Patrick qui était sensé m'accueillir avec le café du matin en sera
pour m'offrir un déjeuner tardif.
Heureusement le vent est en train
d'adonner, et on file droit sur le Sud de la Martinique.
06H45 : J'ai relâcher mon ris sur
la GV afin de gagner en vitesse et en cap. On a gagné un nœud, mais
pour le cap ça me semble mal barré... Là, on va droit sur Fort de
France.
Je sens qu'il va falloir finir au
moteur, ou alors tirer des bords jusqu'à la fin de la journée.
08H00 : Putain c'est la misère...
Je fais du 10°, alors que je devrais faire du 63° ! Si je ne
trouve pas une solution, je vais carrément rater l'île ! Que
faire ? Bon, pour l'instant je continue comme ça, au moins
jusqu'à midi, et ensuite on verra.
La Pointe et le Rocher du Diamant |
09H15 : J'ai gagné 10°
supplémentaires et le courant contraire semble enfin nous lâcher
les basques. Normalement, dans deux heures il faudra que je vire de
bord... et lorsque cela arrivera on devrait être un peu au Nord du
célébrissime Rocher du Diamant, que j'aperçois déjà. Et oui, on
va atterrir vachement haut !
Putain de vent à la con ! Quand
je pense à l'abruti anonyme qui commentait récemment en disant
qu'il était « difficile de trouver aussi simple comme bassin
de navigation » ! Mon cul oui ! Les Antilles c'est de
la merde !
10H30 : On voit bien Fort de
France à présent. Je suis tenté de changer mes plans... Et de
filer directement à la marina d’Étang Z'abricots. Ça fait neuf
mois maintenant que je n'ai pas été dans une marina, et franchement
cela me manque. Et je ne vous parle pas de Touline !

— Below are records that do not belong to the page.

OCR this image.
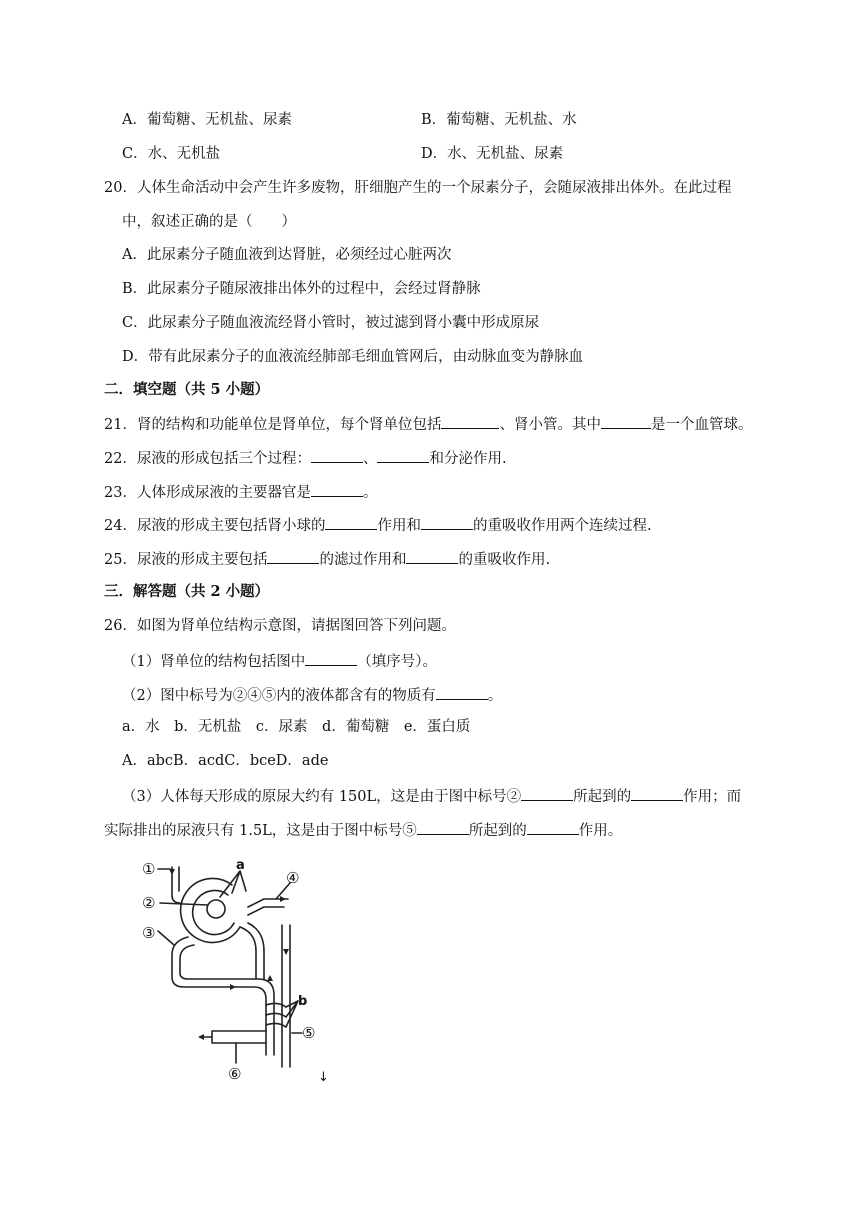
A．葡萄糖、无机盐、尿素	B．葡萄糖、无机盐、水
C．水、无机盐	D．水、无机盐、尿素
20．人体生命活动中会产生许多废物，肝细胞产生的一个尿素分子，会随尿液排出体外。在此过程
中，叙述正确的是（　　）
A．此尿素分子随血液到达肾脏，必须经过心脏两次
B．此尿素分子随尿液排出体外的过程中，会经过肾静脉
C．此尿素分子随血液流经肾小管时，被过滤到肾小囊中形成原尿
D．带有此尿素分子的血液流经肺部毛细血管网后，由动脉血变为静脉血
二．填空题（共 5 小题）
21．肾的结构和功能单位是肾单位，每个肾单位包括	、肾小管。其中	是一个血管球。
22．尿液的形成包括三个过程：	、	和分泌作用.
23．人体形成尿液的主要器官是	。
24．尿液的形成主要包括肾小球的	作用和	的重吸收作用两个连续过程.
25．尿液的形成主要包括	的滤过作用和	的重吸收作用.
三．解答题（共 2 小题）
26．如图为肾单位结构示意图，请据图回答下列问题。
（1）肾单位的结构包括图中	（填序号）。
（2）图中标号为②④⑤内的液体都含有的物质有	。
a．水　b．无机盐　c．尿素　d．葡萄糖　e．蛋白质
A．abcB．acdC．bceD．ade
（3）人体每天形成的原尿大约有 150L，这是由于图中标号②	所起到的	作用；而
实际排出的尿液只有 1.5L，这是由于图中标号⑤	所起到的	作用。
①
②
③
④
⑤
⑥
a
b
↓
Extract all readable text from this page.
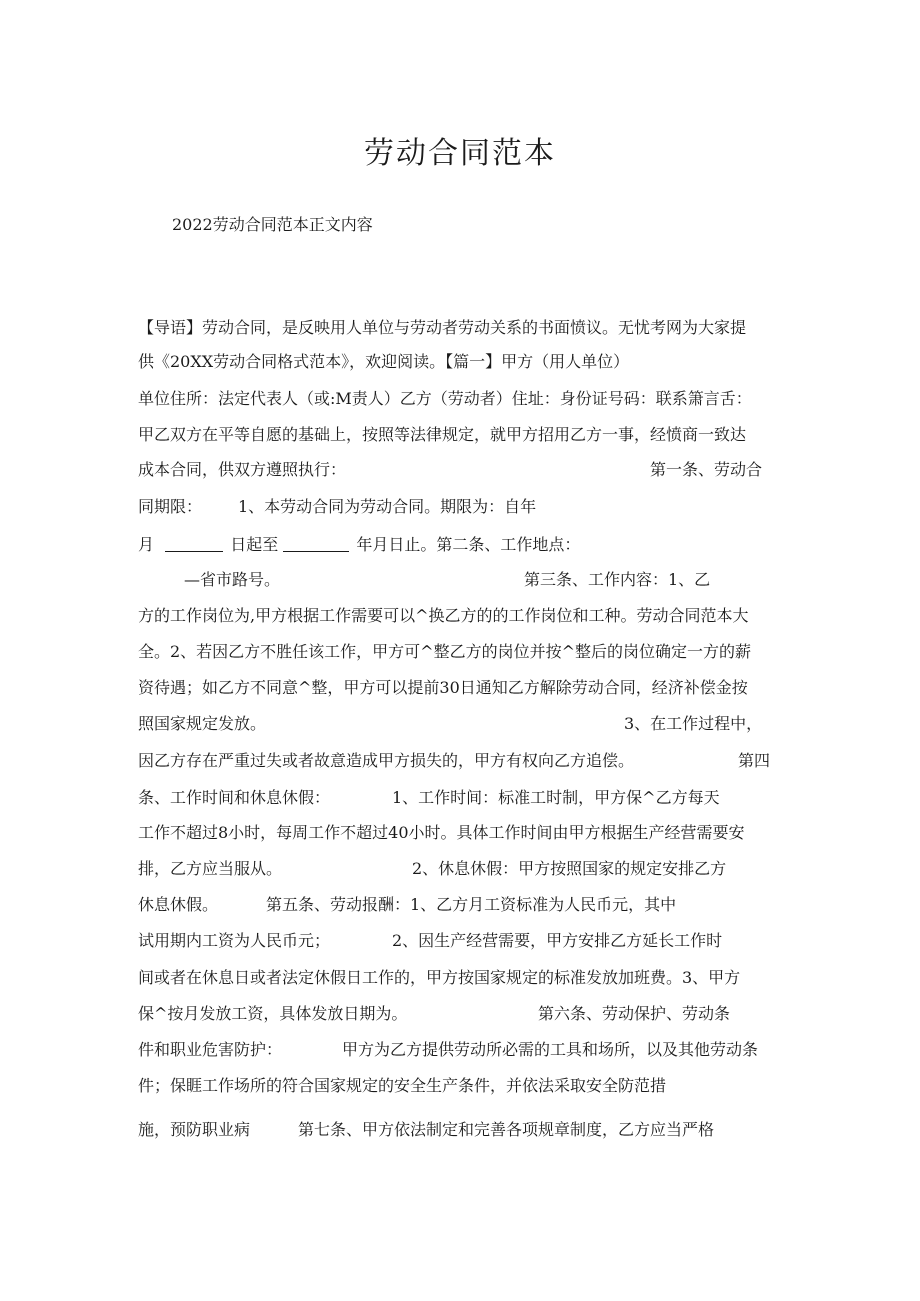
劳动合同范本
2022劳动合同范本正文内容
【导语】劳动合同，是反映用人单位与劳动者劳动关系的书面愤议。无忧考网为大家提
供《20XX劳动合同格式范本》，欢迎阅读。【篇一】甲方（用人单位）
单位住所：法定代表人（或:M责人）乙方（劳动者）住址：身份证号码：联系箫言舌：
甲乙双方在平等自愿的基础上，按照等法律规定，就甲方招用乙方一事，经愤商一致达
成本合同，供双方遵照执行：	第一条、劳动合
同期限： 1、本劳动合同为劳动合同。期限为：自年
月	日起至	年月日止。第二条、工作地点：
—省市路号。	第三条、工作内容：1、乙
方的工作岗位为,甲方根据工作需要可以^换乙方的的工作岗位和工种。劳动合同范本大
全。2、若因乙方不胜任该工作，甲方可^整乙方的岗位并按^整后的岗位确定一方的薪
资待遇；如乙方不同意^整，甲方可以提前30日通知乙方解除劳动合同，经济补偿金按
照国家规定发放。	3、在工作过程中，
因乙方存在严重过失或者故意造成甲方损失的，甲方有权向乙方追偿。	第四
条、工作时间和休息休假：	1、工作时间：标准工时制，甲方保^乙方每天
工作不超过8小时，每周工作不超过40小时。具体工作时间由甲方根据生产经营需要安
排，乙方应当服从。	2、休息休假：甲方按照国家的规定安排乙方
休息休假。	第五条、劳动报酬：1、乙方月工资标准为人民币元，其中
试用期内工资为人民币元；	2、因生产经营需要，甲方安排乙方延长工作时
间或者在休息日或者法定休假日工作的，甲方按国家规定的标准发放加班费。3、甲方
保^按月发放工资，具体发放日期为。	第六条、劳动保护、劳动条
件和职业危害防护：	甲方为乙方提供劳动所必需的工具和场所，以及其他劳动条
件；保睚工作场所的符合国家规定的安全生产条件，并依法采取安全防范措
施，预防职业病	第七条、甲方依法制定和完善各项规章制度，乙方应当严格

Mais non, on m'attend au Marin, et j'y
ai des choses à faire. Changer mes winches, et faire réparer mon
moteur HB, entre autre. Et faire ça à Z'abricots, ce n'est pas
possible.
11H00 : Allez, allumage moteur. On
est en face des Anses d'Arlet et il reste 16 milles à faire. Plein
Est, avec le vent et la mer dans le nez. Là les enfants, on va se
faire chier.
Tu sais que tu me gonfles toi ? |
13H00 : J'ai dû tirer des bords
pour passer cette saloperie de Rocher du Diamant. Il reste 12 milles
à faire. Le pont est trempé d'embruns, et j'ai le visage brûlé
par le soleil et le sel à force de regarder vers l'avant.
14H00 : On en voit le bout !
Plus que sept milles ! La côte est jolie, avec quelques
lotissements et des champs cultivés. L'île me semble bien plus,
comment dire, développée (aménagée ?) que ces voisines.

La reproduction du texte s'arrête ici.